In the paper we demonstrate the calibration of the model using published experimental data for kimmeridge clay. The geomechanical experiments from Nygard et al. (2004a, 2004b, 2006) performed on two sets of samples of collected at two locations with different burial histories and different maximum burial depths before being uplifted enabled to derive properties for the assumed non-diagenetically modified sediments (Kimmeridge Westbury Clay) and the diagenetically modified sediment (Kimmeridge Bay Clay). Then we calibrate the diagenesis model in ParaGeo to capture the transition between both. We also calibrate a diagenesis reaction for Berea sandstone so that after simulating its burial history we capture the transition from a sand to the present day consolidated and cemented properties.

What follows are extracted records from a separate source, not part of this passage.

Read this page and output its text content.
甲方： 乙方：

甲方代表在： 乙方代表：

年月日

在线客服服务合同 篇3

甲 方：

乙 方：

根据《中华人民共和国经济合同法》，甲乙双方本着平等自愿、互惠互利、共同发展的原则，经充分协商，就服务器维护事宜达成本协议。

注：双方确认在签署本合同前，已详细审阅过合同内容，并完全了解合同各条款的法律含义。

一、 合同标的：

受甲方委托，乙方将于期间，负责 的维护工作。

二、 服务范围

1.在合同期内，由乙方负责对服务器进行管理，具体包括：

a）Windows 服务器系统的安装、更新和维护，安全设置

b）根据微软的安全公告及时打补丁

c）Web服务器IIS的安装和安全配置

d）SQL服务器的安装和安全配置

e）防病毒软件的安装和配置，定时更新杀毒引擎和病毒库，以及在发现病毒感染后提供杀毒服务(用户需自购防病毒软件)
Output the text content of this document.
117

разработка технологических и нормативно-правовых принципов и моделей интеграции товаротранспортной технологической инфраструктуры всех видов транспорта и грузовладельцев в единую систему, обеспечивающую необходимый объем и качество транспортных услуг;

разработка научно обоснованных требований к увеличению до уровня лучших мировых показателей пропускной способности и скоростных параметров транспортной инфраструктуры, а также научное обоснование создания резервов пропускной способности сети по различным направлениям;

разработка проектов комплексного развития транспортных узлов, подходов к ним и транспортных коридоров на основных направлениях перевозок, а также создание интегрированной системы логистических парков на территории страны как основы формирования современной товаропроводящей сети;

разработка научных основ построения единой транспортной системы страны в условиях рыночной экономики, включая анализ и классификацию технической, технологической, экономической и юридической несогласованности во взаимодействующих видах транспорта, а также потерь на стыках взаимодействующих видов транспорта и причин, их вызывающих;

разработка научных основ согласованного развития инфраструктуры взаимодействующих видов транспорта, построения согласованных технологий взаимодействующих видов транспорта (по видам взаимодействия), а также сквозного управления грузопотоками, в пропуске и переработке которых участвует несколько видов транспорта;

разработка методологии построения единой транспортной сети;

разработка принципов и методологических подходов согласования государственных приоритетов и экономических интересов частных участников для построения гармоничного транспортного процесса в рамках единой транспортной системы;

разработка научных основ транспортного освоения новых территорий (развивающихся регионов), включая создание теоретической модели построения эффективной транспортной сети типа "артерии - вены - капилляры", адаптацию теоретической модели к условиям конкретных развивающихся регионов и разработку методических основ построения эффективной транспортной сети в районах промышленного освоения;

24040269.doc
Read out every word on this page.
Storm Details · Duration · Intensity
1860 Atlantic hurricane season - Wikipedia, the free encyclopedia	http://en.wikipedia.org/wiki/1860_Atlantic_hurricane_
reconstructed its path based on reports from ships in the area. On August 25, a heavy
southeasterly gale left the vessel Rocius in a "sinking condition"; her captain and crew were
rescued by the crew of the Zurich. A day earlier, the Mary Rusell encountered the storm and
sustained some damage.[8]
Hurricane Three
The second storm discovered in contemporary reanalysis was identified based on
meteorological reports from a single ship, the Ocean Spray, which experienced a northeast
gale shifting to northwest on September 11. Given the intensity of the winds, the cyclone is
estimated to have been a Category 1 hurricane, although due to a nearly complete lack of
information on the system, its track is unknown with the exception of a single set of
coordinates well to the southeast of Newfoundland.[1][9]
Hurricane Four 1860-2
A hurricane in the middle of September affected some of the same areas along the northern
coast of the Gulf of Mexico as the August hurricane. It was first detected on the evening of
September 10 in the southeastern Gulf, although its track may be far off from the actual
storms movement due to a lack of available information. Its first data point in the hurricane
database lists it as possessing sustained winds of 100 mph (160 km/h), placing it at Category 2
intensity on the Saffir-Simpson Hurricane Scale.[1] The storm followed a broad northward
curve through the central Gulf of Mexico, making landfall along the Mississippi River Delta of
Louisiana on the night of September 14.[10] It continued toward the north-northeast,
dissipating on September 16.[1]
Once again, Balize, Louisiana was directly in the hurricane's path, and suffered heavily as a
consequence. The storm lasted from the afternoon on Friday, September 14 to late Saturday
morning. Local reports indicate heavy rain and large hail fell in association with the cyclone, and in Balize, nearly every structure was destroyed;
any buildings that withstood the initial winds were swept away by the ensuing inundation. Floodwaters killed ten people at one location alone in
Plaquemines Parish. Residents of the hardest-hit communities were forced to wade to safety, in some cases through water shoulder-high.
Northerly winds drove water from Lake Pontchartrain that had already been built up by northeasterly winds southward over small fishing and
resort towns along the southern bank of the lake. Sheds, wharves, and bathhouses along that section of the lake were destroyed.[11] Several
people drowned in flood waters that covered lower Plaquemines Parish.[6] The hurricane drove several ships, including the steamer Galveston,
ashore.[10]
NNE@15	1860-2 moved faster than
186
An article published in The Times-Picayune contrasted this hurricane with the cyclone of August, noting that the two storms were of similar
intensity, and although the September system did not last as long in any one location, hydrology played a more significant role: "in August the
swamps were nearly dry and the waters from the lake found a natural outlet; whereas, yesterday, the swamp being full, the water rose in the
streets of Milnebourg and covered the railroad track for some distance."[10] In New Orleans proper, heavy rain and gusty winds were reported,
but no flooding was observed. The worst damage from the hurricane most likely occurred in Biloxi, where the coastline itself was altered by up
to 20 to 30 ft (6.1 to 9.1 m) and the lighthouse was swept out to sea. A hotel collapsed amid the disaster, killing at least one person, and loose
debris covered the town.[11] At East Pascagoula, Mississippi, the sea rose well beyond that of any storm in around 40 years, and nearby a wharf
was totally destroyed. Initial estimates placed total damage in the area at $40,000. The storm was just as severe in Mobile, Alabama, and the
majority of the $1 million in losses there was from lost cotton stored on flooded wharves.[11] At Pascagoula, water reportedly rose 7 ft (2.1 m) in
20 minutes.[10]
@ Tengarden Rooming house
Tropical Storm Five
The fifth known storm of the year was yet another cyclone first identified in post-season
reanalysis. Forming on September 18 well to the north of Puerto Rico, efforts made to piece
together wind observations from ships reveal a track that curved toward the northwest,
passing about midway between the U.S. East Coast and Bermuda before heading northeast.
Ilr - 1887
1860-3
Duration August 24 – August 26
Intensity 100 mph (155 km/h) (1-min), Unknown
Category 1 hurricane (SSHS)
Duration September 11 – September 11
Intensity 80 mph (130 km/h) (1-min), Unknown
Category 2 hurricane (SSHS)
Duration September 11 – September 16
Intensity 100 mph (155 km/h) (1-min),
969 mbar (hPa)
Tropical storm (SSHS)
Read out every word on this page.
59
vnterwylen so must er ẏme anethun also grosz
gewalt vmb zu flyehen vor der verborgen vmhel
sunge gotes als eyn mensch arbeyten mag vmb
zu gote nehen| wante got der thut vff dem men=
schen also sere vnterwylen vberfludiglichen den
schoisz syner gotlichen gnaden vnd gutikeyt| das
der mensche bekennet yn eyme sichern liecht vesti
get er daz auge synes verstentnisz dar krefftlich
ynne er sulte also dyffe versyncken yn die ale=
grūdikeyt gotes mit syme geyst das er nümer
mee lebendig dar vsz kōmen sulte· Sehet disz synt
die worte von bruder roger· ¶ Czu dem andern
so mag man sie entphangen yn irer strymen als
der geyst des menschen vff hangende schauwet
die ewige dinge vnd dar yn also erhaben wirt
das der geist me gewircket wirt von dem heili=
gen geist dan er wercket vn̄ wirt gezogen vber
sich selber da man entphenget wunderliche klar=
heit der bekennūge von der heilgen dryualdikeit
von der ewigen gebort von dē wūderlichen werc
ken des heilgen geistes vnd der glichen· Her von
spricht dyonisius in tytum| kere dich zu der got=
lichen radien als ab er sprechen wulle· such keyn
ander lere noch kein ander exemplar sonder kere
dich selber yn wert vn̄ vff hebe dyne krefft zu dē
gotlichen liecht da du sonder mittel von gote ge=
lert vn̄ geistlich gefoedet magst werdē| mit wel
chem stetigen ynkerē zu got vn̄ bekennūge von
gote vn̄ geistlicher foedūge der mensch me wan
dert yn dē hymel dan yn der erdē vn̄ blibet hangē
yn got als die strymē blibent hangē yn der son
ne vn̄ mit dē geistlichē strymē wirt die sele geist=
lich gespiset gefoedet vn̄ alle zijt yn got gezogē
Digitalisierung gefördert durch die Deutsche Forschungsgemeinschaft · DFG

We then show the implications of diagenesis in overpressure generation and the predicted structural style in ParaGeo. The simulation of a North Sea scenario previously published by Gutierrez and Wangen (2005) accounting for mechanical compaction shows that the addition of diagenesis increases overpressure due to two different factors:
The overpressure generated by the diagenetic volumetric strain
The additional overpressure generated by disequilibrium compaction due to the lower permeability of the diagenetically modified sediments.
We also simulated the deposition followed by tectonic deformation in a thrust using the previously characterized materials. We considered two cases, one considering mechanical compaction only and another including the effects of diagenesis. Such example illustrates how the diagenesis may induce a transition from ductile to brittle behaviors due to the diagenesis-induced over consolidation.